Session 2, chaired by Professor Rufus Olaoluwa, focused on human security. While Mr. Deji Olaleye spoke on “Super States and the Myth of Sovereign Equality: A New Threat to Global Security,” Professor Bola A. Akinterinwa argued in his “Unauthorised Peace Enforcement in and Disregard for International Law: The case of US President Donald Trump and Israelo-Gazan Conflict,’ that international law has not been much helpful simply because it is only the weak nation-states that respect international law while the more powerful countries only respect it at will. He drew attention to Nigeria’s foreign policy that has as objective the respect of international law and treaty obligations. In the eyes of Mr. Olaleye, the myth of sovereign equality is a major challenge to international law.
Again, as rightly recalled by Professor Popoola, ‘law cannot coerce states in matters which are primarily political. International law cannot of itself and by itself dictate the policies of states. If hostilities break out international law is criticized for not maintaining international peace, yet international law cannot prevent its own violation any more than a municipal criminal law can prevent crimes being committed, or contract law can prevent contracts being broken.’
Session 3 on Climate Change, Environmental Displacement, and State Sovereignty, on which Professor Ego Chinwuba had a deep reflection under the chairmanship of Professor Iyabode Ogunniran and Session 4 on the Efficiency of International Law under which Dr. Charles Akwen spoke on “Taiwan Soft Power Strategy through Cultural and Educational Diplomacy in Africa: A Study of Nigeria and Eswatini,” generated much controversial arguments. So were Session 5 on “International Law and Managing the Challenge of Light Arms and Weapons, chaired by Professor Bola A. Akinterinwa and Session 6 on LGBTQ on ‘Rights’ and ‘Wrongs’: Contextualising State vs.

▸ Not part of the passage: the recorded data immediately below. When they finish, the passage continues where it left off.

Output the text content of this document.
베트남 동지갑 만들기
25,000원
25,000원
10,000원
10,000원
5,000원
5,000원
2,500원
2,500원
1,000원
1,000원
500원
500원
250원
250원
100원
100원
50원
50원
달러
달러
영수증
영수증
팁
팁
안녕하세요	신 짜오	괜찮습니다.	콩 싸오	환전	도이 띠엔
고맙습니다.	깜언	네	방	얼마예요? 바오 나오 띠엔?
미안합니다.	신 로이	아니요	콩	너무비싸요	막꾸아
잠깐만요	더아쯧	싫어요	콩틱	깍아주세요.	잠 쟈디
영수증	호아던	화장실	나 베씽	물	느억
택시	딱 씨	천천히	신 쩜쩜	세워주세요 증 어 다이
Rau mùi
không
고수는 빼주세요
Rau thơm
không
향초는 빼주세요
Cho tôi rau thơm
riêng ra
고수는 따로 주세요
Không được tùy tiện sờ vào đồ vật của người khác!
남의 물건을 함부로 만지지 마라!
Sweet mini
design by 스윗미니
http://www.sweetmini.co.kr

International Law Positions” on which Dr. Abiola Akiode-Afolabi spoke. The Lead Speaker of Session 5 was DIG (Rtd), Johnson Babatunde Kokumo, the Coordinator of the National Centre for Control of Arms. He underscored the many conventions on light weapons and the great efforts being made by the Government of Nigeria in containing the proliferation of the weapons.
Grosso modo, state sovereignty and security in a challenging era is a very complex topic because it is not simply about the linkages between state sovereignty and security but also about the security of state sovereignty and the nature of security that we are talking about. This cannot but be so especially that the European definition of security often underscores state security while third World scholars define security from the human factor. State security has become meaningless without human security being taken as a first priority. More importantly, whether international law is, or can be, effective in securing state sovereignty is more of a resultant from political will of the sovereign states. As noted above, international law cannot by itself compel any state action if the state does not accept to be obligated either as a Monist or a Dualist State. International law has not been effective because of the non-respect for it. In the context of Chief Oduola Osuntokun’s Memorial Leadership Lecture Series, it is a most welcome development as it is coming at a time the culture of reading in Nigeria appears to have been thrown into the garbage of history. Few people listen to lectures or read nowadays. Education through artificial intelligence or googling is not only creating intellectual laziness, but also laying a new foundation for recolonization. Probably more of public lectures on luminary people with exemplary legacies may be helpful in Nigeria, but time will tell. For as long as the United Nations will not be reformed and international law is selectively respected, effectiveness of international law will remain at best a dream.